Un article récemment publié dans cette revue pose à nouveau le problème du mouvement. L’auteur, qui voit de haut et le domine, lui a consacré quelques pages d’une précision sévère où il semble qu’il ait fait passer, avec un sens très net des exigences les plus délicates du problème, toute la finesse aiguisée de son esprit. Le mouvement existe ; M. Noël l’affirme et n’entend pas sur ce point se séparer du sens commun ; il va même jusqu’à soutenir que c’est un principe nécessaire. Selon lui, toute expérience en résulte, et, bien analysée, en témoigne. Raison de plus pour qu’on cherche à savoir ce qu’est en lui-même le mouvement et à quelles conditions il se réalise. Zénon l’a nié. Que faut-il penser des arguments qu’il lui oppose et de cette dialectique vigoureuse autant que subtile dont on peut, par prudence, se contenter de sourire, mais qui, depuis des siècles, a lassé l’effort de ses adversaires ?
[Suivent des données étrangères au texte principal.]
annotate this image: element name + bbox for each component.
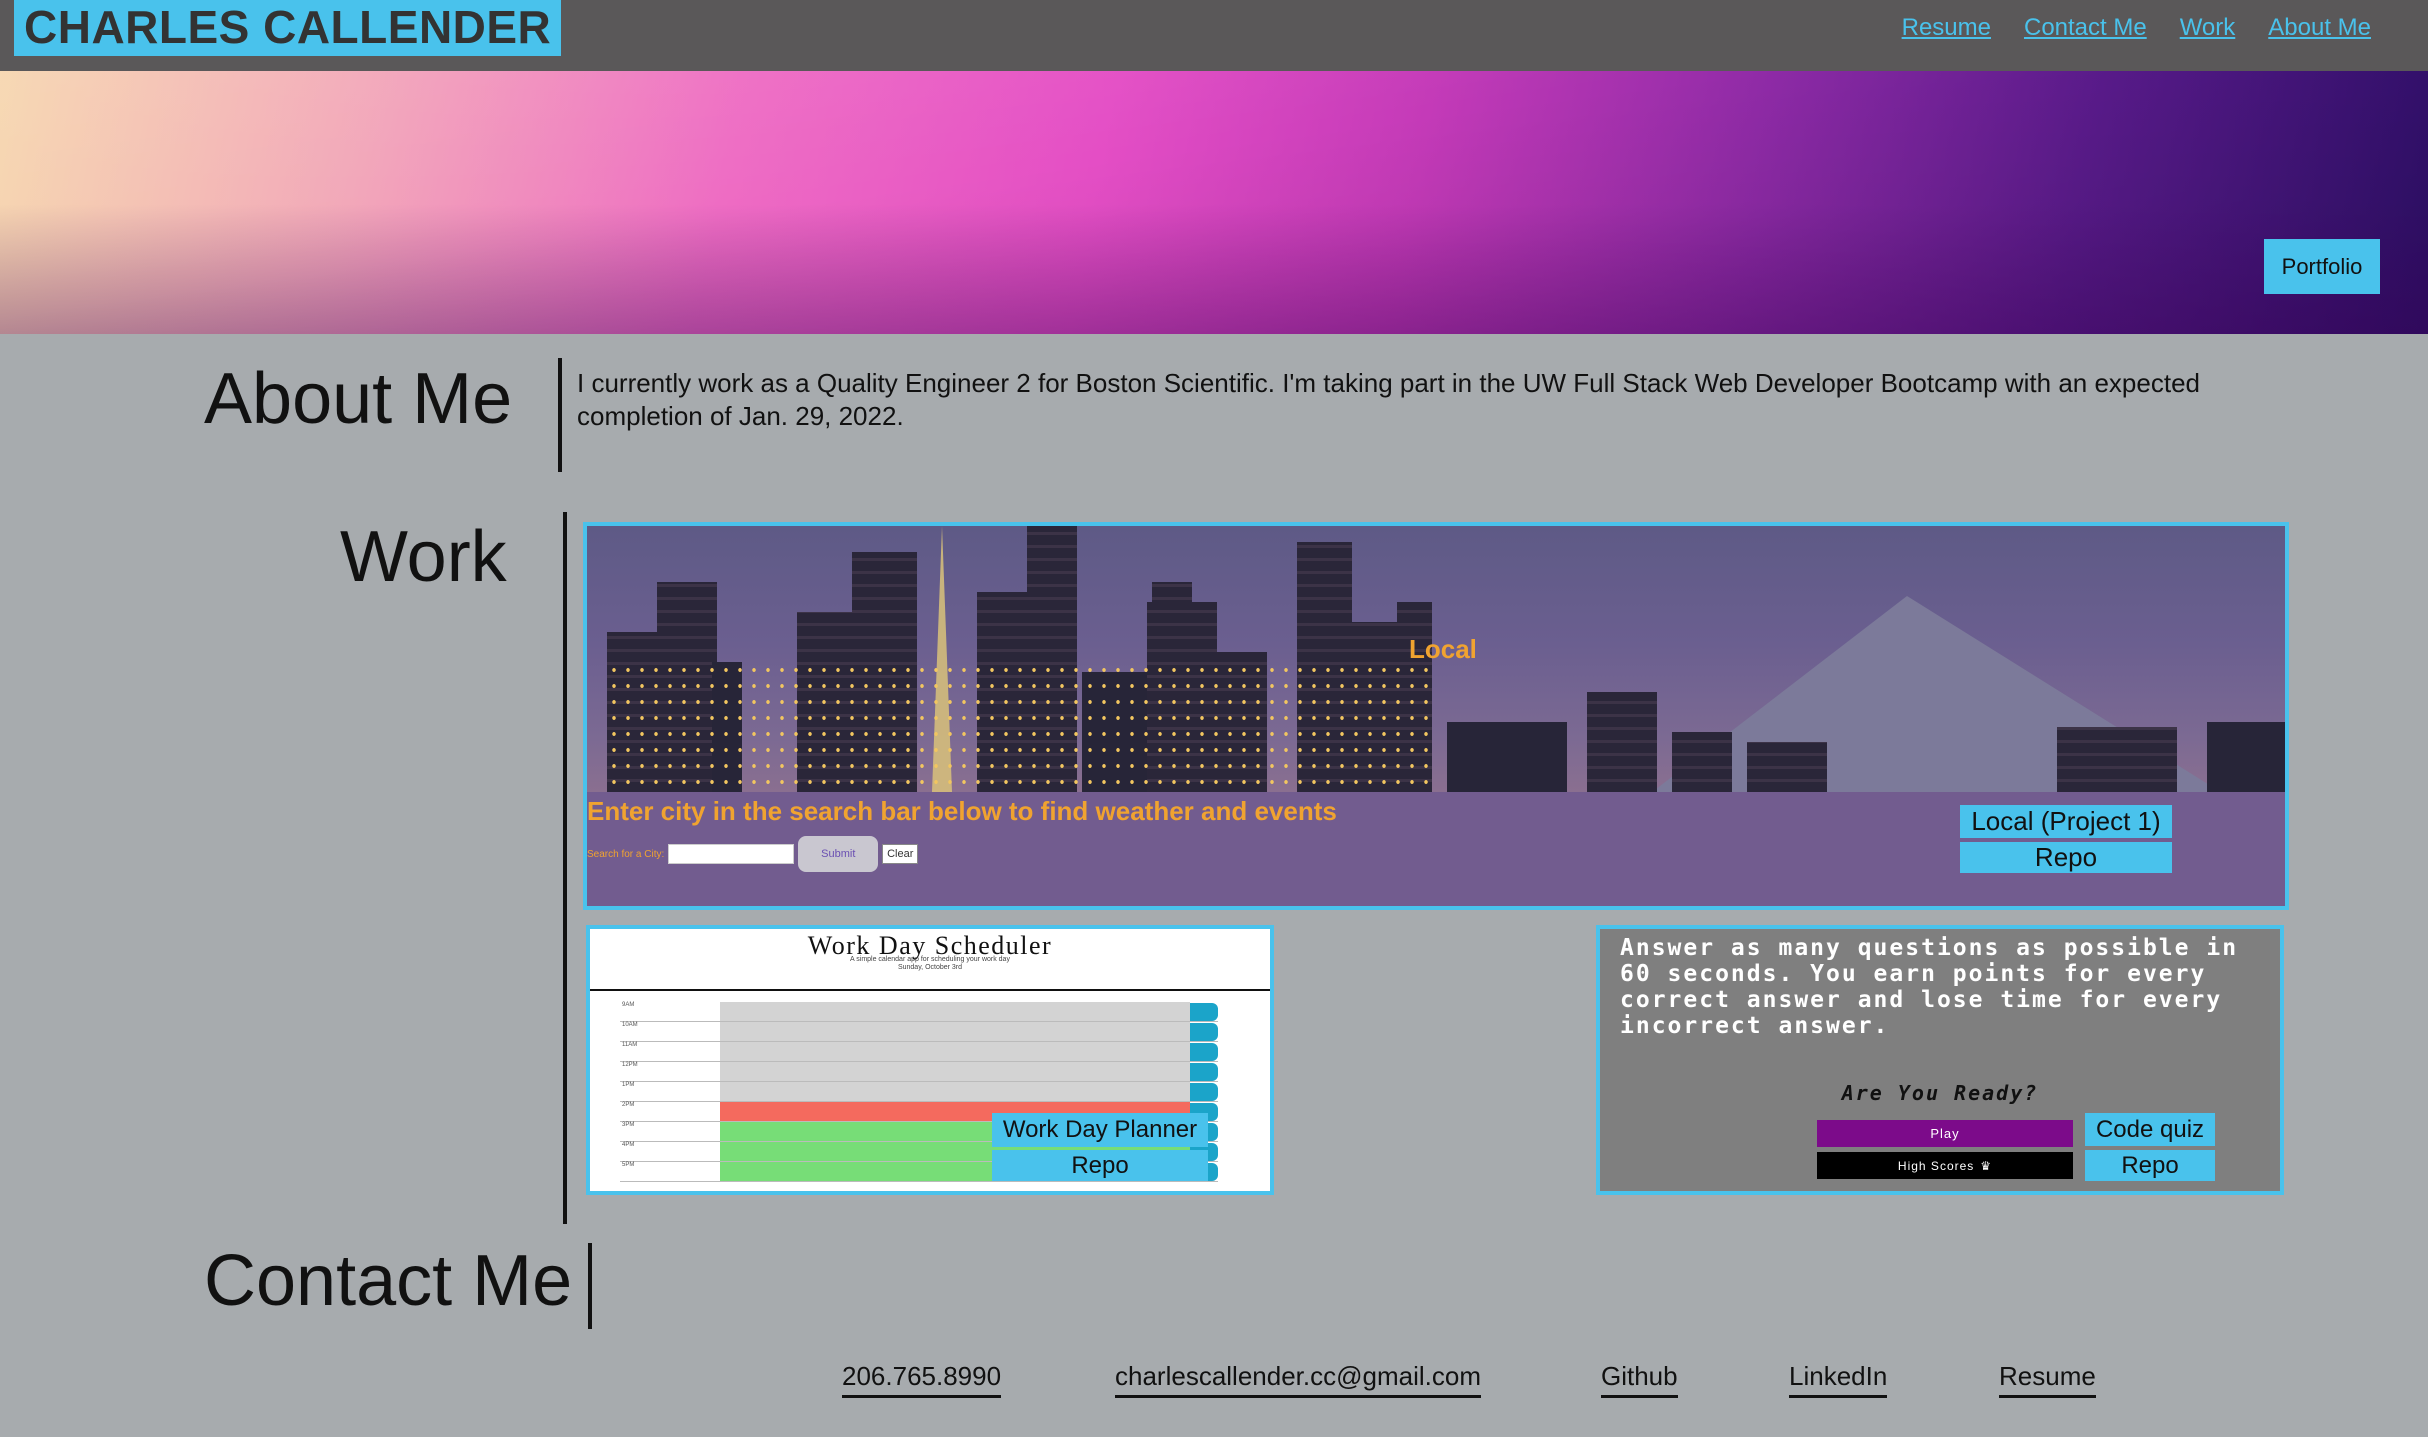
work-heading: Work <box>340 517 507 597</box>
clear-button[interactable]: Clear <box>882 844 919 864</box>
nav-link-about-me[interactable]: About Me <box>2268 14 2371 42</box>
resume-link[interactable]: Resume <box>1999 1361 2096 1398</box>
about-me-heading: About Me <box>204 359 513 439</box>
building <box>1587 692 1657 792</box>
work-divider <box>563 512 567 1224</box>
save-icon <box>1190 1023 1218 1041</box>
time-block: 12PM <box>620 1062 1218 1082</box>
linkedin-link[interactable]: LinkedIn <box>1789 1361 1888 1398</box>
top-navbar: CHARLES CALLENDER Resume Contact Me Work… <box>0 0 2428 71</box>
about-divider <box>558 358 562 472</box>
github-link[interactable]: Github <box>1601 1361 1678 1398</box>
contact-links: 206.765.8990 charlescallender.cc@gmail.c… <box>0 1361 2428 1401</box>
hour-label: 11AM <box>622 1042 638 1048</box>
hour-label: 12PM <box>622 1062 638 1068</box>
phone-link[interactable]: 206.765.8990 <box>842 1361 1002 1398</box>
play-button[interactable]: Play <box>1817 1120 2073 1147</box>
time-block: 10AM <box>620 1022 1218 1042</box>
quiz-instructions: Answer as many questions as possible in … <box>1620 935 2239 1039</box>
about-me-text: I currently work as a Quality Engineer 2… <box>577 368 2200 431</box>
building <box>1447 722 1567 792</box>
local-repo-link[interactable]: Repo <box>1960 842 2172 873</box>
hour-label: 4PM <box>622 1142 635 1148</box>
scheduler-subtitle: A simple calendar app for scheduling you… <box>590 956 1270 972</box>
search-label: Search for a City: <box>587 848 665 860</box>
project-card-work-day-planner[interactable]: Work Day Scheduler A simple calendar app… <box>586 925 1274 1195</box>
city-lights <box>607 662 1437 792</box>
time-block-gray <box>720 1042 1190 1061</box>
project-card-local[interactable]: Local Enter city in the search bar below… <box>583 522 2289 910</box>
save-icon <box>1190 1003 1218 1021</box>
quiz-ready-text: Are You Ready? <box>1841 1081 2039 1105</box>
local-title: Local <box>1409 634 1477 664</box>
local-project-link[interactable]: Local (Project 1) <box>1960 805 2172 838</box>
nav-link-resume[interactable]: Resume <box>1902 14 1991 42</box>
time-block-gray <box>720 1002 1190 1021</box>
city-search-input[interactable] <box>668 844 795 864</box>
hour-label: 9AM <box>622 1002 635 1008</box>
code-quiz-link[interactable]: Code quiz <box>2085 1113 2215 1146</box>
contact-divider <box>588 1243 592 1329</box>
time-block-gray <box>720 1062 1190 1081</box>
hour-label: 10AM <box>622 1022 638 1028</box>
project-card-code-quiz[interactable]: Answer as many questions as possible in … <box>1596 925 2284 1195</box>
site-logo[interactable]: CHARLES CALLENDER <box>14 0 562 56</box>
nav-link-work[interactable]: Work <box>2180 14 2236 42</box>
contact-me-heading: Contact Me <box>204 1241 573 1321</box>
high-scores-label: High Scores <box>1897 1158 1975 1173</box>
save-icon <box>1190 1083 1218 1101</box>
hour-label: 5PM <box>622 1162 635 1168</box>
weather-prompt: Enter city in the search bar below to fi… <box>587 796 1337 826</box>
crown-icon: ♛ <box>1980 1158 1993 1173</box>
seattle-skyline-image: Local <box>587 526 2285 792</box>
time-block: 9AM <box>620 1002 1218 1022</box>
hour-label: 2PM <box>622 1102 635 1108</box>
portfolio-button[interactable]: Portfolio <box>2264 239 2380 294</box>
tree-silhouette <box>2207 722 2285 792</box>
save-icon <box>1190 1063 1218 1081</box>
building <box>1747 742 1827 792</box>
save-icon <box>1190 1043 1218 1061</box>
work-day-planner-link[interactable]: Work Day Planner <box>992 1113 1208 1147</box>
scheduler-subtitle-line: A simple calendar app for scheduling you… <box>850 956 1010 963</box>
email-link[interactable]: charlescallender.cc@gmail.com <box>1115 1361 1481 1398</box>
time-block-gray <box>720 1022 1190 1041</box>
building <box>2057 727 2177 792</box>
nav-link-contact-me[interactable]: Contact Me <box>2024 14 2147 42</box>
main-nav: Resume Contact Me Work About Me <box>1902 14 2371 42</box>
high-scores-button[interactable]: High Scores ♛ <box>1817 1152 2073 1179</box>
code-quiz-repo-link[interactable]: Repo <box>2085 1150 2215 1181</box>
weather-search-row: Search for a City: Submit Clear <box>587 836 919 872</box>
submit-button[interactable]: Submit <box>798 836 879 872</box>
hour-label: 1PM <box>622 1082 635 1088</box>
hour-label: 3PM <box>622 1122 635 1128</box>
scheduler-date: Sunday, October 3rd <box>897 964 963 971</box>
time-block: 1PM <box>620 1082 1218 1102</box>
work-day-planner-repo-link[interactable]: Repo <box>992 1150 1208 1181</box>
time-block: 11AM <box>620 1042 1218 1062</box>
hero-banner: Portfolio <box>0 71 2428 334</box>
building <box>1672 732 1732 792</box>
time-block-gray <box>720 1082 1190 1101</box>
scheduler-divider <box>590 989 1270 991</box>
Vraisemblablement, et en dépit d’un texte assez obscur[1], les arguments du vieux philosophe répondent aux deux branches d’un dilemme où il devait se plaire à enfermer ses contradicteurs. Les deux premiers, la

  1. Voir la très remarquable étude que M. V. Brochard a consacrée à cette question et qui a pour titre : les Arguments de Zénon d’Élée contre le mouvement (Paris, Picard, 1888). Le premier, croyons-nous, M. Brochard a dégagé des arguments de Zénon une conception d’ensemble où se trouvent visés à la fois les partisans et les adversaires du continu.